Briere delivered 6 minutes, 44 seconds into the third period with a power-play goal on a wrist shot, cutting the deficit to 3-2. That was as good as it got for the Flyers.
"Before, we were taking nights off completely," Briere said. "Now, it's like we're taking a period every game where we are not there, not making plays, and in a daze or something. I don't know how to explain it. We have to find ways to be more consistent."
After a scoreless opening period, the Flyers had a power play carry over into the second, and Mike Richards scored his 15th goal at 40 seconds to make it 1-0.
The lead lasted briefly as New Jersey tied it at 2:49 on a power-play goal by Madden, who knocked in a rebound on goalie Antero Niittymaki.
The Flyers got a huge break soon after on a four-minute major to Patrik Elias for high-sticking Derian Hatcher (it actually was Richards' stick), but they failed to score. During the sequence, Sheldon Brookbank hauled down Briere, leading to the penalty shot. With his stick, Brodeur snuffed the life out of Briere's five-hole attempt.
"I heard from someone before when you have a goalie like him or [Dominik] Hasek, they're not playing the same style as other goalies, so you try to do the unexpected," Briere said. "Very rarely do I go five-hole; I tried to surprise him with something different."
Brodeur said he thought Briere would try a backhand shot.

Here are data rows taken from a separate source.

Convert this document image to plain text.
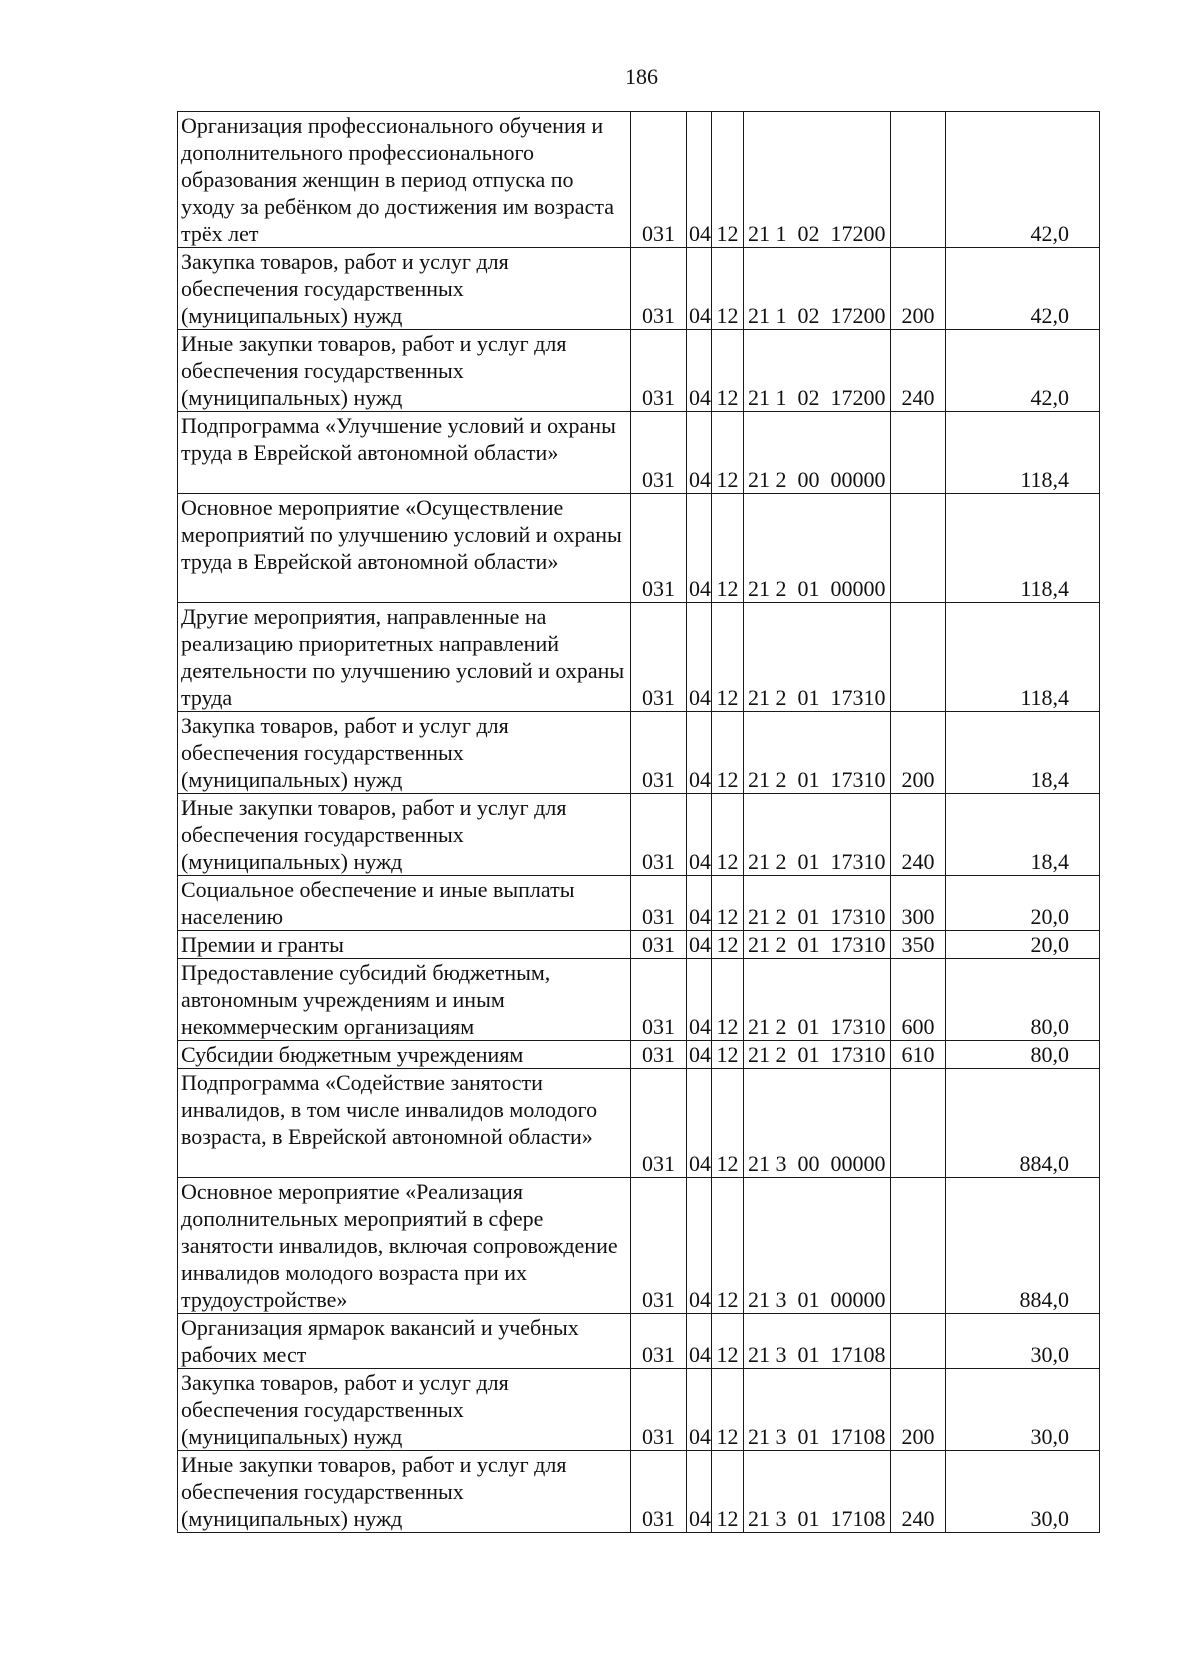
186
Организация профессионального обучения и дополнительного профессионального образования женщин в период отпуска по уходу за ребёнком до достижения им возраста трёх лет	031	04	12	21 1  02  17200		42,0
Закупка товаров, работ и услуг для обеспечения государственных (муниципальных) нужд	031	04	12	21 1  02  17200	200	42,0
Иные закупки товаров, работ и услуг для обеспечения государственных (муниципальных) нужд	031	04	12	21 1  02  17200	240	42,0
Подпрограмма «Улучшение условий и охраны труда в Еврейской автономной области»	031	04	12	21 2  00  00000		118,4
Основное мероприятие «Осуществление мероприятий по улучшению условий и охраны труда в Еврейской автономной области»	031	04	12	21 2  01  00000		118,4
Другие мероприятия, направленные на реализацию приоритетных направлений деятельности по улучшению условий и охраны труда	031	04	12	21 2  01  17310		118,4
Закупка товаров, работ и услуг для обеспечения государственных (муниципальных) нужд	031	04	12	21 2  01  17310	200	18,4
Иные закупки товаров, работ и услуг для обеспечения государственных (муниципальных) нужд	031	04	12	21 2  01  17310	240	18,4
Социальное обеспечение и иные выплаты населению	031	04	12	21 2  01  17310	300	20,0
Премии и гранты	031	04	12	21 2  01  17310	350	20,0
Предоставление субсидий бюджетным, автономным учреждениям и иным некоммерческим организациям	031	04	12	21 2  01  17310	600	80,0
Субсидии бюджетным учреждениям	031	04	12	21 2  01  17310	610	80,0
Подпрограмма «Содействие занятости инвалидов, в том числе инвалидов молодого возраста, в Еврейской автономной области»	031	04	12	21 3  00  00000		884,0
Основное мероприятие «Реализация дополнительных мероприятий в сфере занятости инвалидов, включая сопровождение инвалидов молодого возраста при их трудоустройстве»	031	04	12	21 3  01  00000		884,0
Организация ярмарок вакансий и учебных рабочих мест	031	04	12	21 3  01  17108		30,0
Закупка товаров, работ и услуг для обеспечения государственных (муниципальных) нужд	031	04	12	21 3  01  17108	200	30,0
Иные закупки товаров, работ и услуг для обеспечения государственных (муниципальных) нужд	031	04	12	21 3  01  17108	240	30,0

"But these guys are so great, you never know what they're going to do," Brodeur said. "Just before he took that penalty shot, he came in on a two-on-one and tried to go high glove. So, I kind of put that out of my mind. That helped me a little bit. He's such a skilled player, a little bit one way or the other and it's in the net, so I stayed in the middle, and he shot it right at me."
The save gave the Devils momentum as they quickly scored on Madden's shorthanded marker, his second goal of the game, off a two-on-one rush up the ice with Jamie Langenbrunner, making it 2-1 at 10:12.
"Penalty shots can be big turning points in games," Flyers winger Scottie Upshall said. ". . . At times like that, we need to put pucks in the net. Making big saves can be turning points."
Arron Asham made it 3-1 about 31/2 minutes later with a one-timer in the slot.
"We're only as good as our last game, and the last three, we haven't gotten the points we need to," Upshall said. "We sat down a few days ago and said we need to be at our best going into the Christmas break. With three games left, we need to really focus in on getting six points."